Nehls on Tuesday referenced one of the calls at a Katy Area Chamber of Commerce business leaders breakfast, where he also challenged the audience to name a street in Fort Bend County that is as synonymous to prostitution as Bissonnet Street in southwest Houston.

“You can see (prostitutes) all day long,” Nehls told a crowd of about three dozen. “but I will challenge you to name a street in Fort Bend County where you see that. I know we live next to the big gorilla. Harris County has all sorts of problems. And people just say that it’s got to be happening in Fort Bend. I think we’re blessed to say that we’re not seeing the issues that Harris County is seeing each and every day in the city of Houston.”

The majority of “human trafficking tips,” such as cases arising from massage parlors, are not classified as such and instead filed as prostitution, Marcaurele said.

The debate about whether a case is prostitution versus human trafficking “is semantics,” Middleton said.

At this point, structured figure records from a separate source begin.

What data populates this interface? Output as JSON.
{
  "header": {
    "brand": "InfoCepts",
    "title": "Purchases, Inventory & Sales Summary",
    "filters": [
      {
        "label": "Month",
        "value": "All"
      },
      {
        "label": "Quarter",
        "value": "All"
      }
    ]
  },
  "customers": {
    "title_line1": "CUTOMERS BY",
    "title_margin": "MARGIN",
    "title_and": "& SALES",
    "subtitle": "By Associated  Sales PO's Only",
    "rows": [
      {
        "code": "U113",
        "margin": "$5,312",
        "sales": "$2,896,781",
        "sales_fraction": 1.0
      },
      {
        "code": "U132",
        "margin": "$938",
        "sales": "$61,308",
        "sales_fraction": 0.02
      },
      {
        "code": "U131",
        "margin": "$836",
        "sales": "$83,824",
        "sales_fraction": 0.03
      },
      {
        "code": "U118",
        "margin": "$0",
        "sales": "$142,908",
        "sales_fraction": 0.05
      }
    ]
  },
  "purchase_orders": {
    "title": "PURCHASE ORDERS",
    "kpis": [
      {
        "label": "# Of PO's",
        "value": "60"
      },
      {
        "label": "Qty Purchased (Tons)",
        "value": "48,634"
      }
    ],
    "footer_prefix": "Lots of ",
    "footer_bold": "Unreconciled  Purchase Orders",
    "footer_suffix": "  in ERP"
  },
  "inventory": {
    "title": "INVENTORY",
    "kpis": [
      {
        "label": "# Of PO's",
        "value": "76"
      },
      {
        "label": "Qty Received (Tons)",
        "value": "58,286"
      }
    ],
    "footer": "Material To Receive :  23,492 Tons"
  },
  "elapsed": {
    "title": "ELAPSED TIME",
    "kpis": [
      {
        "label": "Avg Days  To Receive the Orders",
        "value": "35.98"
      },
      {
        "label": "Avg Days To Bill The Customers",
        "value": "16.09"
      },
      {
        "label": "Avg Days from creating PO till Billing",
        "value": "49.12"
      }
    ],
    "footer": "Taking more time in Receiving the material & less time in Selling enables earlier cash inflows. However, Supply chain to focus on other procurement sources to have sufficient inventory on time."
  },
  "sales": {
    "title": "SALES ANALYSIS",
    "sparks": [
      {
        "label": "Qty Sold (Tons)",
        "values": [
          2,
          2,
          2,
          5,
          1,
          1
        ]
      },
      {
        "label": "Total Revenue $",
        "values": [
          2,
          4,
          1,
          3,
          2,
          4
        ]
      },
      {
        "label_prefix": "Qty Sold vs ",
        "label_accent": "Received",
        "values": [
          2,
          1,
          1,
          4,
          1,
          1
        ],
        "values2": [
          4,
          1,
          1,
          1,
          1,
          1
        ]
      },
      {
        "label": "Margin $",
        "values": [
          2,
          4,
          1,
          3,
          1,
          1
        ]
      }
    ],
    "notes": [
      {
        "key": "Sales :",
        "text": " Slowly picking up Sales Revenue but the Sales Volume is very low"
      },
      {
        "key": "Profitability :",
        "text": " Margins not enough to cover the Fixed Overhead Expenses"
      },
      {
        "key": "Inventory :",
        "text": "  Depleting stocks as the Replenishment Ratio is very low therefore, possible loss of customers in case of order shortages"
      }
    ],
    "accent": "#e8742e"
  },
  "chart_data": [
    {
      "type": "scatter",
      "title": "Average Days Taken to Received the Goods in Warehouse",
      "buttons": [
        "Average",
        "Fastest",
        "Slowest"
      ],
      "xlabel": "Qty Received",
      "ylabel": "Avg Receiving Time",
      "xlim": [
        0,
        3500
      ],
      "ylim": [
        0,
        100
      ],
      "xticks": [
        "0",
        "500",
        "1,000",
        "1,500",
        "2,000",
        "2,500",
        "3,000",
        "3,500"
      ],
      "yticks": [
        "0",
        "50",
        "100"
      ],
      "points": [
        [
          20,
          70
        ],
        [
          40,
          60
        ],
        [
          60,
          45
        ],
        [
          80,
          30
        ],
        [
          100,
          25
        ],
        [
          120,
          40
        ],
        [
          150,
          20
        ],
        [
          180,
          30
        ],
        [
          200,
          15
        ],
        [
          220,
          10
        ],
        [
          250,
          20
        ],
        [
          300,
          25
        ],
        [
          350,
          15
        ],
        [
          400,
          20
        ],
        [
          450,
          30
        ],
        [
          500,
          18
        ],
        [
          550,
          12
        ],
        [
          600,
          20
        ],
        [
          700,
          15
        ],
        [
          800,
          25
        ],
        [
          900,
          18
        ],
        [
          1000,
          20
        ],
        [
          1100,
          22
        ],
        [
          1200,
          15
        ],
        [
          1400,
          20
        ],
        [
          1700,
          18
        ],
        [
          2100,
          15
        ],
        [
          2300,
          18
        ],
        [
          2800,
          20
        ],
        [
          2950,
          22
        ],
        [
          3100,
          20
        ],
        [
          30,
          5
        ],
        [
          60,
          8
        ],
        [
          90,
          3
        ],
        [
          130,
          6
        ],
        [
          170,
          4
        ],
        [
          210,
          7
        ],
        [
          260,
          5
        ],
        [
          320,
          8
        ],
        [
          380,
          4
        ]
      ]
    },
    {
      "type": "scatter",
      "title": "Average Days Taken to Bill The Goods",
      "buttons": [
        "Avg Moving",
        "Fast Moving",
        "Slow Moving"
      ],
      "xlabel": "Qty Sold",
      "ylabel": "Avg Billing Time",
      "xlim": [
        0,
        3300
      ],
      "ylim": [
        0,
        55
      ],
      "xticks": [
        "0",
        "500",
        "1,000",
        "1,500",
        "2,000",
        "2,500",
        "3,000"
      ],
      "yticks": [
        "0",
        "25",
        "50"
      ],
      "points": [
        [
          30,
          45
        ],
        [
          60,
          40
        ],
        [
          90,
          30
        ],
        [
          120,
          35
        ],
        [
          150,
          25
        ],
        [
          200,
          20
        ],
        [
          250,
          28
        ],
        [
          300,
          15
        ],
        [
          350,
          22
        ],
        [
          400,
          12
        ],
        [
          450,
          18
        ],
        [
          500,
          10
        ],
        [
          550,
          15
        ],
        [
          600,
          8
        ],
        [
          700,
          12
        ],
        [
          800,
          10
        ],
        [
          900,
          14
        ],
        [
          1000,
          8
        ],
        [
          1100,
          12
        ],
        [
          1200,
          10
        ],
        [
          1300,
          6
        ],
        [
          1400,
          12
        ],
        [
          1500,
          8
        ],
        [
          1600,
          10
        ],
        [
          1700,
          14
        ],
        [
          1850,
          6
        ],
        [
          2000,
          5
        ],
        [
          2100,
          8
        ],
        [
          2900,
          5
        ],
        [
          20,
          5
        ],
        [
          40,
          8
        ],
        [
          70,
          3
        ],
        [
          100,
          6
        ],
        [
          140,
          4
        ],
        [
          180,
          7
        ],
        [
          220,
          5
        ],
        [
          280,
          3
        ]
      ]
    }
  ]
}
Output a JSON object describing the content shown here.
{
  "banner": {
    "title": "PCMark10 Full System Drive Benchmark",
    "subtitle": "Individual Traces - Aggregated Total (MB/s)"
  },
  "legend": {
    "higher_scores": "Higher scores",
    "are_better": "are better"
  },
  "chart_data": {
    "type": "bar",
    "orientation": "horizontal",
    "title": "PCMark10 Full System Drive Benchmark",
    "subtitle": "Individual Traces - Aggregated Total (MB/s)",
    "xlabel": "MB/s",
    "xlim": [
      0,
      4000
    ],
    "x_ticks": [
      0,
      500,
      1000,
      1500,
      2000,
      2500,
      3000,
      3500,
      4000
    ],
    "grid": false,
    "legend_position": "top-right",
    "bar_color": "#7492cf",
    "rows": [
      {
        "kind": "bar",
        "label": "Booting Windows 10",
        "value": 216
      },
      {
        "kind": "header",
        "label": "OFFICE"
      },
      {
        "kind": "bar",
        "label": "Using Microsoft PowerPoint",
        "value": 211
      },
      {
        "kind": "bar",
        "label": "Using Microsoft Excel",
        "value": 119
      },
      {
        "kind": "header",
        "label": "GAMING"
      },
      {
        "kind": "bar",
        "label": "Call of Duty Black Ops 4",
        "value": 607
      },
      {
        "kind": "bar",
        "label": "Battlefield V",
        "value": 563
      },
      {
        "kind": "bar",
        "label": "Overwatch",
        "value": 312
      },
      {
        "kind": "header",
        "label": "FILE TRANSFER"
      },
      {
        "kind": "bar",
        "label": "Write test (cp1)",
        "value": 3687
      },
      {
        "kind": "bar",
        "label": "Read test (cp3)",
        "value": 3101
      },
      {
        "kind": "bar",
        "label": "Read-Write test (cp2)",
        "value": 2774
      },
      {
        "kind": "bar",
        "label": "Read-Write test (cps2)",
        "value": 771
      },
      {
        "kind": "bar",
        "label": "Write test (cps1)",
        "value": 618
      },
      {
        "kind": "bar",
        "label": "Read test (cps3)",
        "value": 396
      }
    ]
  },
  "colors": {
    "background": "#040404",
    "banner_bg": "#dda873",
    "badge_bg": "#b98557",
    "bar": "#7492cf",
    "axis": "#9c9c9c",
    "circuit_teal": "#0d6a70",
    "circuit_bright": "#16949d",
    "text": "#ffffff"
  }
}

A lot of the human trafficking cases that make their way to the district attorney’s office are initially filed by law enforcement as prostitution, child abuse or domestic violence. That’s because human trafficking requires a higher burden of proof and additional expertise and resources to “drill down into the cases,” Middleton said.

“The investigation doesn’t end when it reaches the district attorney’s office,” he said. “In most cases, it continues through the referring agency or through our investigators.”

Ed Gordon, who has been in the office for five years and was recently appointed to chief investigator, said elements of other types of crimes can be found in human trafficking cases and knowing the difference takes a trained eye.

Gordon, whose job involves overseeing district attorney investigators, said he pushed the new DA to expand its human trafficking investigations to keep up with the growth of Fort Bend County, which has roughly 760,000 people.

The grant, he said, would help the county gain a foothold in its fight against human traffickers.

As for the sheriff’s hotline, Middleton said its redundant and unnecessary.

“I don’t feel the need for it,” he said. “I just want the public to know that this is not the first number that has been available. There has always been a hotline.”

The Associated Press contributed to this report.